Overall, our results underscore the importance of the immune system's([a-z]) modulation of tumor progression, and have major physiopathological and therapeutic implications:

Firstly, our data indicate that the balance between immune protection and tolerance drives cancer progression, without any direct intervention on tumor cells. Correspondingly, depleting DCs at early stages in tumor-bearing mice accelerates tumor progression, but at later stages prevents exponential growth, again allowing our immune system to recognize the tumors. As iterations of “surgery+chemotherapy” have resulted in modest improvements in the prognosis of the most aggressive cancers in the last 40 years, targeting immunosuppression could offer significant hope. This is better illustrated by the recent success of CTLA4 and PD1 blockade [7].

Secondly, we found that advanced tumors remain immunogenic. Although, overall, our evidence supports the “cancer immunoediting” hypothesis (the current framework in tumor immunology[8]), these results introduce a tweak; namely, that the crucial event driving aggressive malignant expansion is leukocyte-mediated immunosuppression, rather than loss of recognizable tumor antigens.

Thirdly, the success of promising immunotherapies such as T cell transfer or improved vaccination may require concurrent targeting of immunosuppressive mechanisms for implementation against aggressive epithelial cancers.

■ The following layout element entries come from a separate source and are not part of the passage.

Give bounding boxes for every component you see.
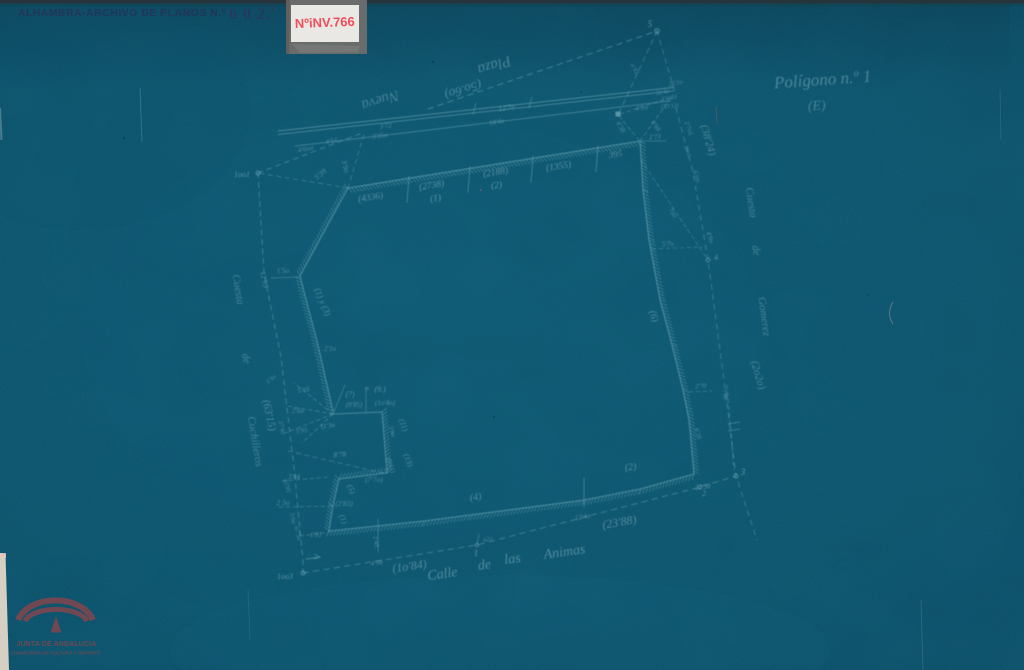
svg-text:1oo3: 1oo3 bbox=[277, 572, 293, 581]
svg-text:1: 1 bbox=[474, 548, 479, 558]
svg-text:4: 4 bbox=[714, 253, 718, 262]
svg-text:(4): (4) bbox=[469, 491, 483, 504]
svg-text:(2'83): (2'83) bbox=[335, 499, 353, 508]
svg-text:2'70: 2'70 bbox=[695, 383, 707, 391]
svg-text:(9.): (9.) bbox=[374, 385, 386, 394]
svg-text:1'5o: 1'5o bbox=[277, 266, 290, 275]
svg-text:m: m bbox=[365, 386, 370, 392]
svg-text:8'78: 8'78 bbox=[333, 449, 347, 459]
svg-text:de: de bbox=[477, 557, 492, 574]
svg-text:5'7o: 5'7o bbox=[662, 240, 675, 249]
svg-text:(1o'4o): (1o'4o) bbox=[375, 399, 396, 407]
svg-text:(1): (1) bbox=[429, 192, 442, 205]
svg-text:de: de bbox=[749, 245, 762, 257]
svg-text:ALHAMBRA-ARCHIVO DE PLANOS N.º: ALHAMBRA-ARCHIVO DE PLANOS N.º bbox=[18, 8, 226, 19]
svg-text:las: las bbox=[503, 551, 522, 568]
svg-text:(E): (E) bbox=[807, 98, 826, 114]
svg-text:2'6o: 2'6o bbox=[292, 407, 304, 415]
svg-text:(7'7o): (7'7o) bbox=[365, 475, 383, 484]
svg-text:22'38: 22'38 bbox=[695, 482, 712, 492]
svg-text:5: 5 bbox=[648, 19, 653, 29]
svg-text:(7): (7) bbox=[345, 390, 355, 399]
svg-text:2 5o: 2 5o bbox=[276, 498, 289, 507]
svg-text:2'1o: 2'1o bbox=[324, 345, 336, 353]
svg-text:de: de bbox=[239, 352, 252, 364]
svg-text:o2o: o2o bbox=[482, 535, 493, 543]
svg-text:CONSEJERÍA DE CULTURA Y DEPORT: CONSEJERÍA DE CULTURA Y DEPORTE bbox=[11, 649, 101, 656]
svg-text:6 0 2.: 6 0 2. bbox=[229, 6, 271, 23]
svg-text:1'81: 1'81 bbox=[310, 531, 322, 539]
svg-text:NºiNV.766: NºiNV.766 bbox=[295, 14, 355, 31]
svg-text:(8'85): (8'85) bbox=[346, 401, 363, 409]
svg-text:3: 3 bbox=[740, 467, 746, 477]
svg-text:2'73: 2'73 bbox=[649, 133, 662, 142]
svg-text:JUNTA DE ANDALUCIA: JUNTA DE ANDALUCIA bbox=[17, 641, 97, 648]
svg-text:(2): (2) bbox=[490, 179, 503, 192]
svg-text:1oo1: 1oo1 bbox=[234, 170, 250, 179]
svg-text:(2): (2) bbox=[624, 461, 638, 474]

Fourthly, although T cells are still able to exert some spontaneous anti-tumor immune pressure, their activity is decreased at advanced stages, even when they are separated from immunosuppressive leukocytes.

In conclusion, our work expands our understanding of tumor progression and provides further mechanistic rationale to develop novel interventions targeting immunosuppression. Future studies should unveil other unrecognized aspects of the contribution of the immune system to cancer prevention and progression.